Amanda nous présente ses villes comme des images épinglées sur les murs de sa chambre secrète. Elle a laissé sa plume vagabonder au gré de ses souvenirs pour nous faire partager les bruits qui résonnent dans chacune de ces grandes métropoles. Nos vies sont des cartes postales semble dire Amanda, dont les silences étoilés forment un langage qui répond bien aux mots d’Yves Simon : « Si un jour il n'y avait plus de mots construits, que toutes les langues d'hommes pourrissent au fond des bouches, derrière des baillons d'oppression, il faudrait bien réinventer des langages de peau et des messages codés du regard. »
Le bruit des villes est réalisé avec la complicité de Pauline Lévêque. Cette artiste apporte la légèreté de son trait pour illustrer chaque ville décrite par Amanda. De bonnes fées se sont penchées sur le berceau de Pauline Lévêque puisque son père n’est autre qu’Yves Lévêque, peintre reconnu.
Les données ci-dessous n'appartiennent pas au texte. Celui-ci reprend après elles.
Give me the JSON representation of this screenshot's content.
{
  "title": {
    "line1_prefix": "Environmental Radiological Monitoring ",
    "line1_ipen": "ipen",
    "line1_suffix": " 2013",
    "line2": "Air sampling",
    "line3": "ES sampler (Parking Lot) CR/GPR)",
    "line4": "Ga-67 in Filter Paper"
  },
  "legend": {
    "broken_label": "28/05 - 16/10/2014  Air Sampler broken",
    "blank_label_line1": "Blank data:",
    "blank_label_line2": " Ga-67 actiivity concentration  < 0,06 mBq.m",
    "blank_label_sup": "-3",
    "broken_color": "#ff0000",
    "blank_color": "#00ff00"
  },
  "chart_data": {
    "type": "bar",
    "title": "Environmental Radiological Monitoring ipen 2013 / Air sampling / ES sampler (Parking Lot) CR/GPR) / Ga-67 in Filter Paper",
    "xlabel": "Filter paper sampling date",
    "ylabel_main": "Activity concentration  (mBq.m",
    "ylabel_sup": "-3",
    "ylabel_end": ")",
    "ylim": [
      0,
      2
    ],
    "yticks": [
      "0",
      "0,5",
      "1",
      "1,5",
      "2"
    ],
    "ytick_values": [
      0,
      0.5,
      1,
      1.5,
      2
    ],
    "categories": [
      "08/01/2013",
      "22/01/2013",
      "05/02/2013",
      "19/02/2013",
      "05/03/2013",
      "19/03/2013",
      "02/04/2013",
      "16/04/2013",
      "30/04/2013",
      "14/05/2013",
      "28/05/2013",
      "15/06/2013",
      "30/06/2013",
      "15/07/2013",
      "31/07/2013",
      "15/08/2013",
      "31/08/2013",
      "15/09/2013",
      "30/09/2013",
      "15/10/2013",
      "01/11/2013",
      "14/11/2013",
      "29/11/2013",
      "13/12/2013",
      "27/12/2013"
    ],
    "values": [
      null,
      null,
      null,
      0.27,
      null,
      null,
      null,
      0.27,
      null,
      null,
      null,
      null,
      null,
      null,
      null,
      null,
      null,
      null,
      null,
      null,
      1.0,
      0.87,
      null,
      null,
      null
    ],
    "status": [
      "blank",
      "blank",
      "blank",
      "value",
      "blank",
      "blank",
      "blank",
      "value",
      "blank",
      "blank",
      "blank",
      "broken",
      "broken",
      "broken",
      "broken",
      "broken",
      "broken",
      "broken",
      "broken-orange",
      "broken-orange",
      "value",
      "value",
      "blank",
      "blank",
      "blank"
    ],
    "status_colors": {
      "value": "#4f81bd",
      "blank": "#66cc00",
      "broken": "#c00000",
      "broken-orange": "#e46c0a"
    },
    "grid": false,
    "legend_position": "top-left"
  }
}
Pauline est également la filleule de l’écrivain Michel Tournier. Le Prix Goncourt 1970 a eu l’occasion de se rendre dans la classe du collège de Pauline à Dreux pour y rencontrer les élèves et partager son amour des mots. Michel Tournier, avec élégance et passion, avait expliqué aux jeunes collégiens de la cité durocase qu’il fallait admirer un écrivain, un peintre, un poète avant de le copier pour trouver enfin sa voie et sa propre langue.
Pascal Hébert
Le bruit des villes , d’Amanda Sthers et Pauline Lévêque, éditions Herscher, 108 pages, 20 euros.
Trois questions à Amanda Sthers : « Chacun a une ville qui bat au diapason de son cœur »
Amanda, que représentent les villes pour toi ?
Les villes sont à la fois un lieu de vie, comme une ruche active, et un endroit où l’on peut se sentir très seul. C’est comme dans une fête, il y a des musiques qui nous rendent mélancoliques, qui nous poussent à nous cacher sous une table et d’autres qui nous font danser dessus et tendre la main. Chacun a une ville qui bat au diapason de son cœur, encore faut-il la trouver…
Que recherches-tu dans les villes ?
Une partie de moi qui se révèle. On est différent selon l’environnement dans lequel on évolue. Je pense que je cherche toujours une chose qui fasse appel à un souvenir enfoui dans mon inconscient, comme si j’avais pu vivre une vie antérieure partout où je pose les pieds.
Si tu devais choisir : ville ou campagne ?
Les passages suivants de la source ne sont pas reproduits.